Зал закипел в аплодисментах, у оркестра теснились фраки и мундиры, занавес подняли, и чудесная голоногая плясунья, выпорхнув из кулис, выросла-подрожала на носочках, закинула гордую головку, с горящей звездой во лбу, выкинула блистающие руки, склонилась и обняла театр, выпустила его в пространство и послала воздушные поцелуи вслед.
В салоне бенуара Вагаев стоял с бокалом. Нет, так полагается, «крещение» всегда с шампанским. Когда его повезли в первый раз в театр, на «Аскольдову Могилу»…- всегда с шампанским! В ложах это запрещено, но… «только сегодня для уважаемых». Один глоточек?!.. Невозможно, сегодня первый театр, дивная Царь-Девица, старый хан в литерной бельэтажа пьет за свою «девицу», а здесь, рискуя честью и карьерой, проваливший вернейшего Огарка и так наказанный…- «ну, выпейте же за его здоровье!».
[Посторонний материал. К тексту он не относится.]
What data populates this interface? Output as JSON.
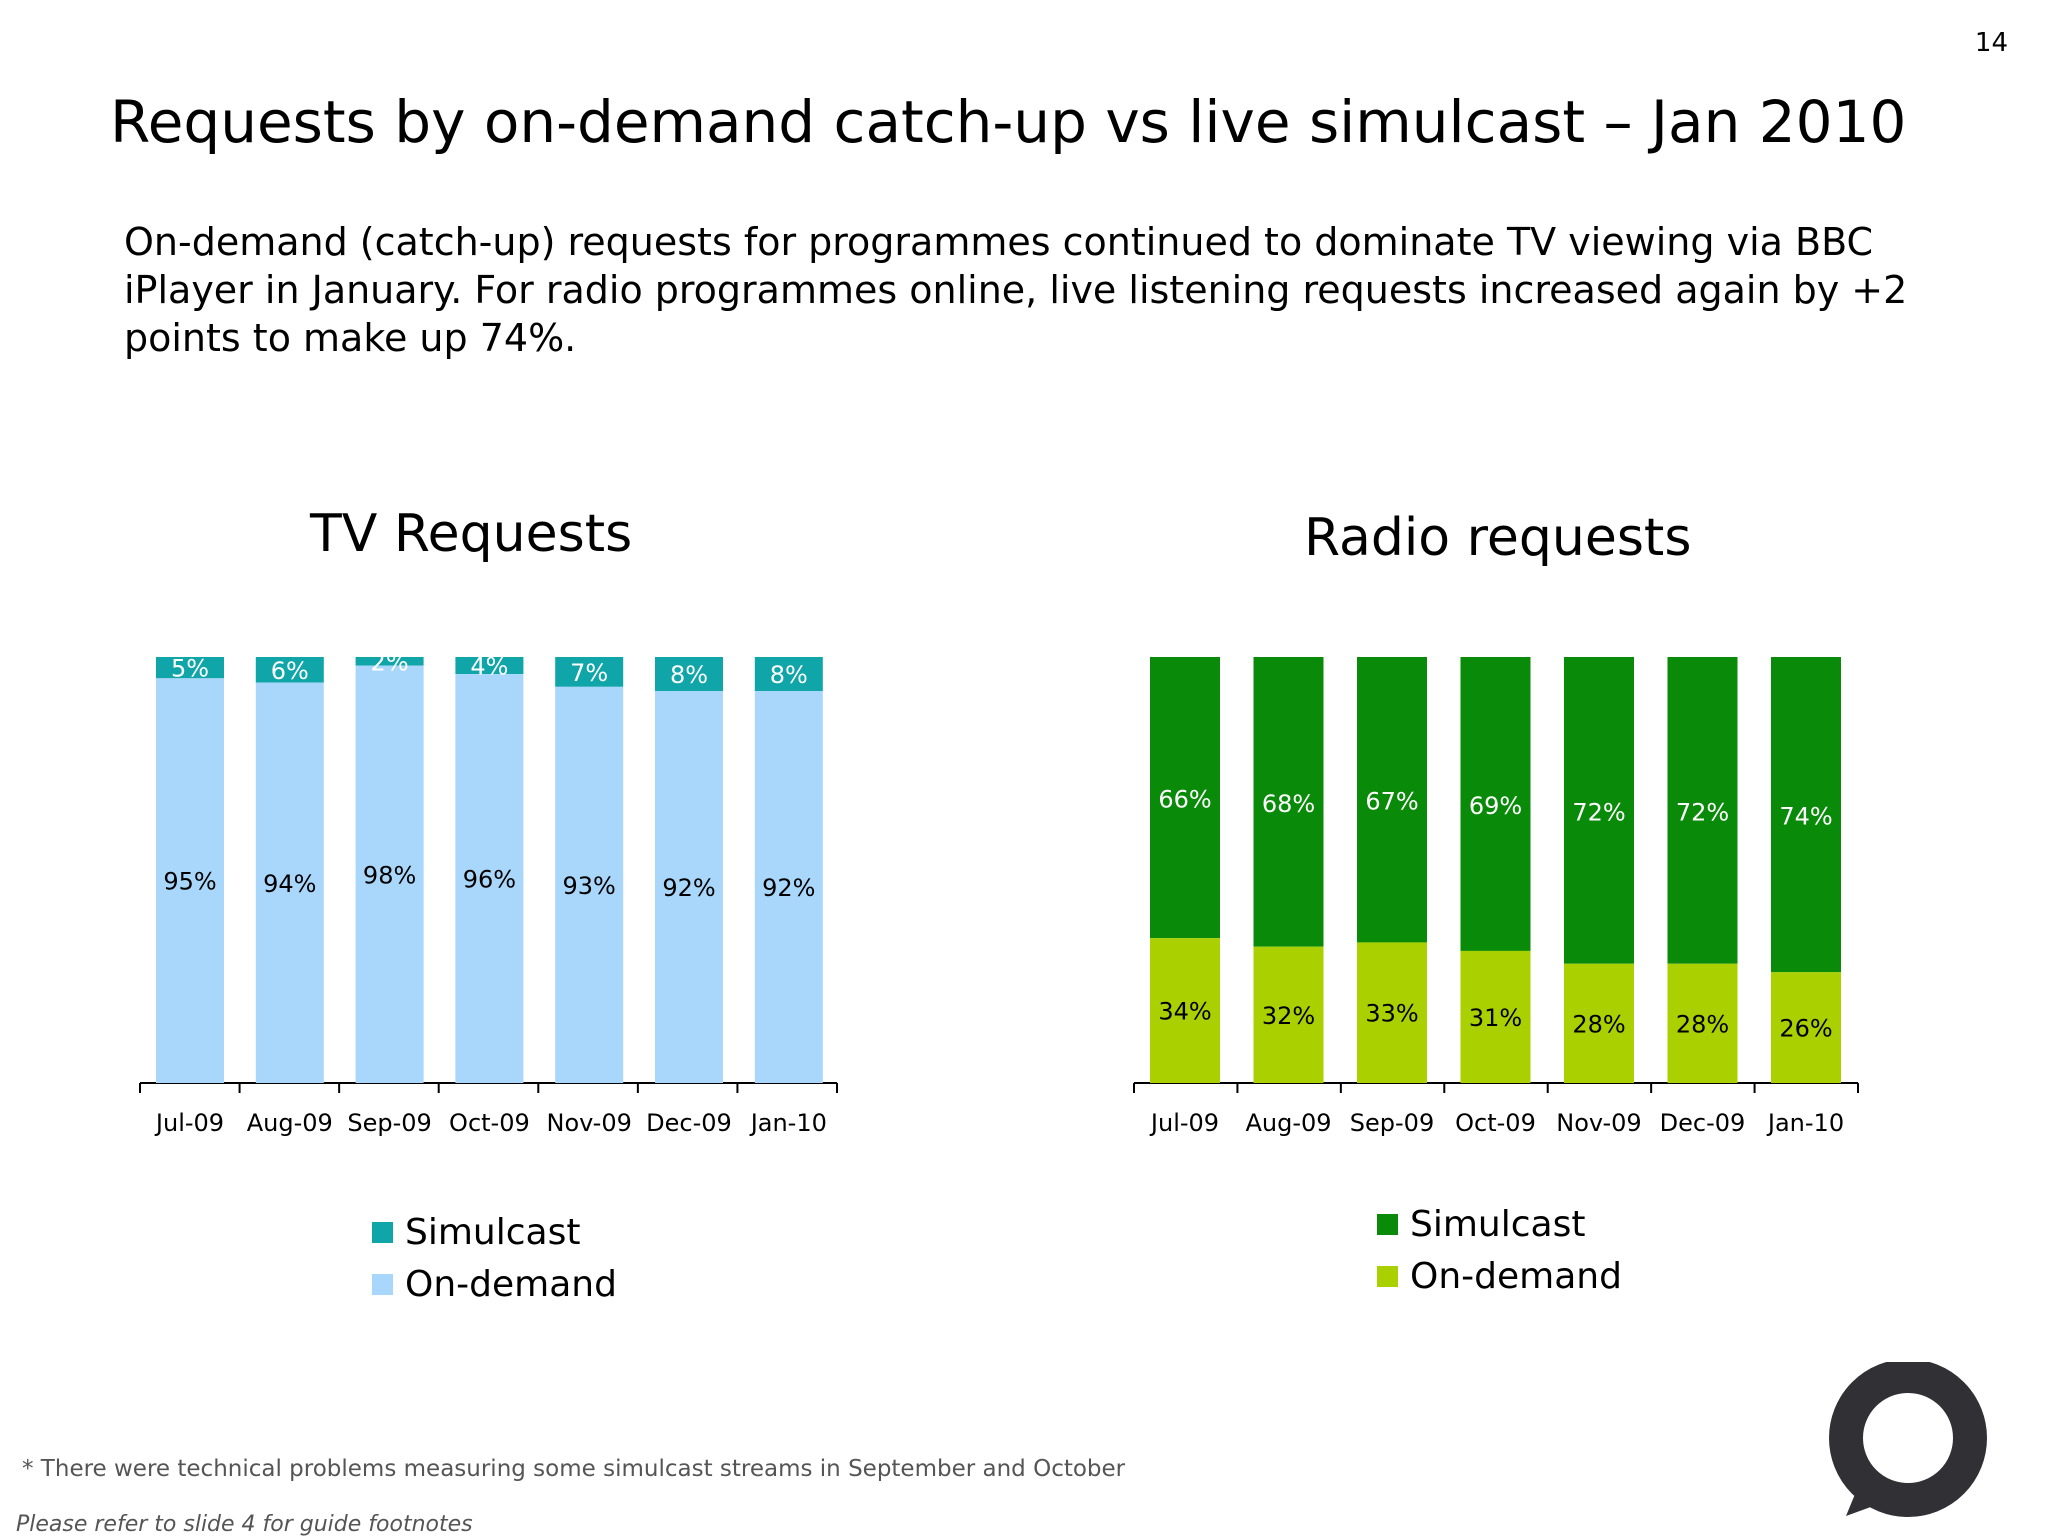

Шампанское было чудесное, в иголочках и искрах, играло в бокалах с вензелями. Играло огоньками, хрусталями, золотыми гусарскими жгутами, «голубенькой принцессой», золотом и виссоном, радостными глазами, газовым теплым воздухом. Шампанское играло, и Даринька - Виктор Алексеевич восторгался - стала новой, еще новой. Сейчас что?.. Какое-то «Солнечное царство», где Царь-Девица…- «там, где пряхи лен прядут, прялки на небо кладут…». Иван добывает для хана Царь-Девицу… для этого рамоли! Уж-жасно!!..
Шампанское играло смехом, блистанием глаз. В золотистой мути играла музыка. Там, высоко, в провале мягко светилось золото, плавала бриллиантовая люстра,- было совсем не страшно. А вот и оно, какое-то Царство нереид, звездных живых видений. А… Кит?.. Это в подводном царстве, куда поскачет Иван добывать ларчик с заветным кольцом для Царь-Девицы… танцы морских цветов, раковин, рыб, кораллов…
Даринька была в восторге. Нравится? Очень, очень… «Не хотите ли пройтись в фойе?» Дариньке не хотелось. Не хотелось и Виктору Алексеевичу: он опасался встречи. Лучше остаться тут, может нарваться Дима. Пустое, князь Долгоруков всегда тактичен, не любит стеснять публику появлением. Адъютанты - приятели. Единственный лейб-гусар, заметит? И прекрасно. Пройтись положительно необходимо, это единственное фойе, все послы посылали государям восторженные донесения о Большом императорском театре. Какие зеркала, плафоны, у царской ложи парные часовые-гренадеры… женщины всей Москвы, бриллианты «всея России».